[Originally published in part at Endless Hybrids, my blog on digital publishing.]
My research agenda on the networks within literary publishing examines the evolution of “little magazines” during the 20th century. The patterns uncovered through this study can potentially impact the current generation of literary outlets that bring new voices to the public.
The specific focus during the leave period is to model a social network analysis methodology that is suitable for the analysis of literary journals. The framework for this initiative is the evolving nature of literary journals, especially the type known as “little magazines” that function as the places where most poetry and short stories are first published.
My starting point in this project is Shenandoah, published since 1950 by W&L. Individual editors are important to the quality of a literary journal through setting the tone, direction, and selection of material for publishing. An editor does not exist in isolation but depends upon a network of writers and, often, “consulting editors” to advise and recommend authors as well as to market and promote the publication to potential readers. These connections, rather than the individual editor, form the essential pattern that determines the extent of a publication’s reach.
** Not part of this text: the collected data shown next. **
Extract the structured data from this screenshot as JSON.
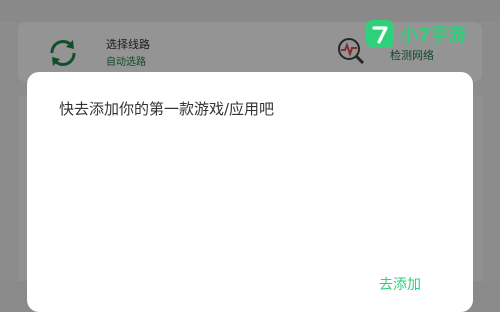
{
  "background": {
    "left_item": {
      "title": "选择线路",
      "subtitle": "自动选路",
      "icon": "refresh-cycle-icon"
    },
    "right_item": {
      "label": "检测网络",
      "icon": "network-diagnose-icon"
    }
  },
  "dialog": {
    "message": "快去添加你的第一款游戏/应用吧",
    "action_label": "去添加"
  },
  "watermark": {
    "text": "小7手游",
    "icon": "seven-logo-icon"
  },
  "colors": {
    "accent": "#2fd07c",
    "background_green_text": "#1e7d4a",
    "refresh_icon_green": "#1a8a4a",
    "diagnose_icon_red": "#d9534f",
    "dialog_text": "#333333"
  }
}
Through examining the networks within literary publishing, we learn about the evolution of literary journals to help understand the historical and sociological attributes that permit cultural initiatives to flourish.
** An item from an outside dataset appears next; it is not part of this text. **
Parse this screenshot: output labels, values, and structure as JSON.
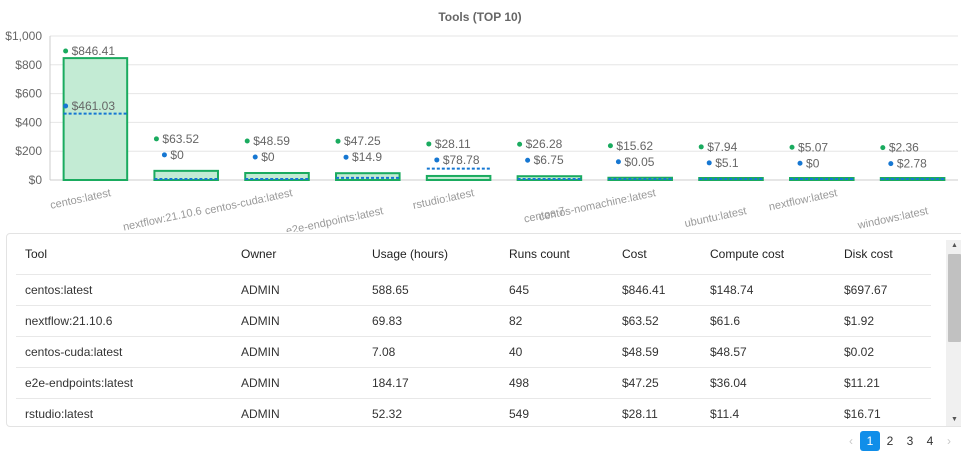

Shenandoah presents several characteristics that make it an interesting case study for the evolution of literary journals in the mid-century. For the first decade of publication, Shenandoah was edited and produced by undergraduate students. But the roster was not typical of a student literary magazine. Seldom were students published in the pages of Shenandoah during the early years. Authors published in Shenandoah during the 1950s included William Carlos Williams, Flannery O’Connor, Wyndham Lewis, and many other notable literary figures. An initial question is how did a young magazine with a staff of young men barely beyond their teens produce such a high-quality publication in a matter of few years. Equally interesting is how did the same magazine, just a few years later, falter so significantly that it almost ceased publication. The faculty stepped in to rescue the publication, which at the same time almost destroyed it. Shenandoah went through several years where a new editor rotated in for almost every issue. This practice is usually a sign of an underlying structural problem. The publication finally stabilized in 1962 when James Boatwright took over and remained editor until his death in 1988. This study will focus on the first twenty years of Shenandoah, which can be defined by three phrases: 1950-57, 58-61, 62-70. An editor or a set of editors defines each of these periods. The pattern of Shenandoah demonstrates the impact of a network of authors on a literary magazine.
My research during the leave period will result in two companion articles tentatively titled “The Formation of Shenandoah: A Network Analysis of a Literary Magazine” and “The Social Network of a Literary Editor in the 1950s”.
The second article will focus on important data that is not in the list of authors and editors of Shenandoah, and on material that was not initially in the archive. The second article also will highlight the importance of searching for holes in the archive as part of the research process. The W&L Archives and Special Collections is fortunate to have the correspondence of Thomas H. Carter (C’54) who was instrumental in the early success of Shenandoah. Carter was advised in his editorial role through an “anonymous encourager”: Ezra Pound. The two men exchanged over one hundred letters, which the W&L library acquired in 2015 from the Patrick Henry Community College. Only one scholar, in 1980, has ever examined that correspondence. These letters were digitized during Spring Term 2015 by the Introduction to Digital Humanities class that I co-taught with Digital Humanities Librarian Mackenzie Brooks. I am currently in the process of editing those letters. Lesley Wheeler’s Modern American Poetry class in Fall 2016 provided annotations to those letters. Pound repeatedly stressed that his advice to Carter be kept strictly anonymous. Carter also exchanged letters with a broad range of authors. Those letters also are in Archives and Special Collections.
Through the Carter letters, I intend to employ computational techniques that demonstrate and weigh the influence of various actors (i.e., literary figures) on what was actually published in Shenandoah. The Carter/Pound correspondence adds another dimension to the network analysis of the authors published in Shenandoah: which authors did Pound recommend that were never published in Shenandoah? Why were those authors not published? Carter and Pound intended to create their own journal. Based on their correspondence, which authors would they have included in that new publication? Pound viewed his relationship with Carter as part of a mid-century international literary network that include the journals Nine and The European in London, Meanjin in Australia, Merlin in Paris, Delta in Montreal, and The Hudson Review in New York City. Pound (in his idiosyncratic style) advised that the aim of a literary magazine is to foster “a means of communication between INDIVIDUALS, that is all yu can do” and stressed the importance of editors and writers of different publications connecting with each other: “why dont yu buzzards EVER communicate with each other”.